Child labor is defined by the International Labor Organization (ILO) as work that deprives children of their childhood, their potential and their dignity. This deprivation is harmful to the child’s physical and mental development. Work considered “child labor” often interferes with a child’s schooling, requires them to leave school prematurely or requires them to combine school attendance with excessively long or heavy work.
The modern history of child labor indicates that the transatlantic slave trade–which lasted three centuries beginning in 1562–was one of the earliest origins of the practice. Industrial revolutions beginning around 1750 in Europe, as well as in the U.S. following the Civil War, also forced children into dangerous work. During the industrial revolution, children were employed by factories and plantation owners and were often forced to crawl inside of heavy machinery in order to fix it, working 12 to 18-hour days for little to no pay.
Although an employer would often provide the children with food, shelter and clothing, those benefits were often “far below par.”

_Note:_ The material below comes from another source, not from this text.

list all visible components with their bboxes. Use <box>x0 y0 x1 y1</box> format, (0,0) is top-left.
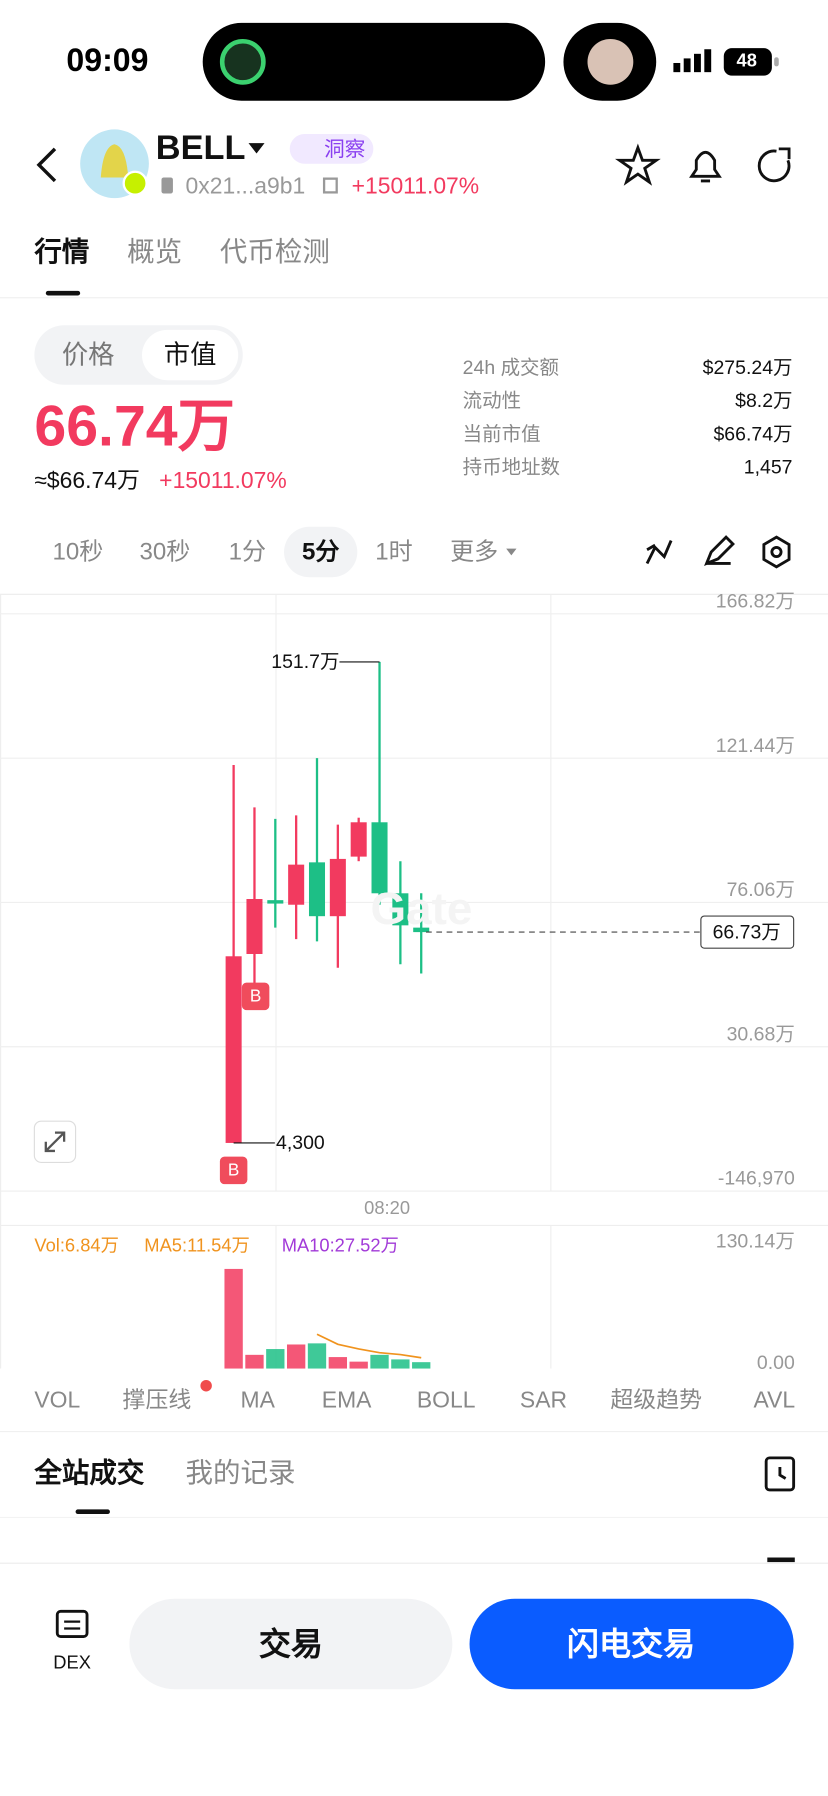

For hundreds of years, labor has robbed children of their childhoods. However, many humanitarian efforts were launched in order to end child labor.
The National Child Labor Committee (NCLC) was founded in in 1904 in the United States. Their purpose was to promote the “rights, awareness, dignity, well being and education of children and youth as they relate to work and working.” The NCLC hired a photographer named Lewis Hine who spent much of 20 years documenting the working conditions of children in America. Hine, as well as Grace Abbott and Jane Addams, were strong advocates who all worked toward the goal of ending child labor. Their goal may not yet have been totally accomplished, but progress is moving along rapidly.
As of 2012, the ILO states that there are around 5.5 million children working in slavery. These children are and have historically been used for the profit of others. They have been threatened with violence, exploited in illicit activities and forced to work in unsafe and uncomfortable conditions. Areas of child slavery today include sex trafficking, factory and construction, agriculture, mining and even armed conflict.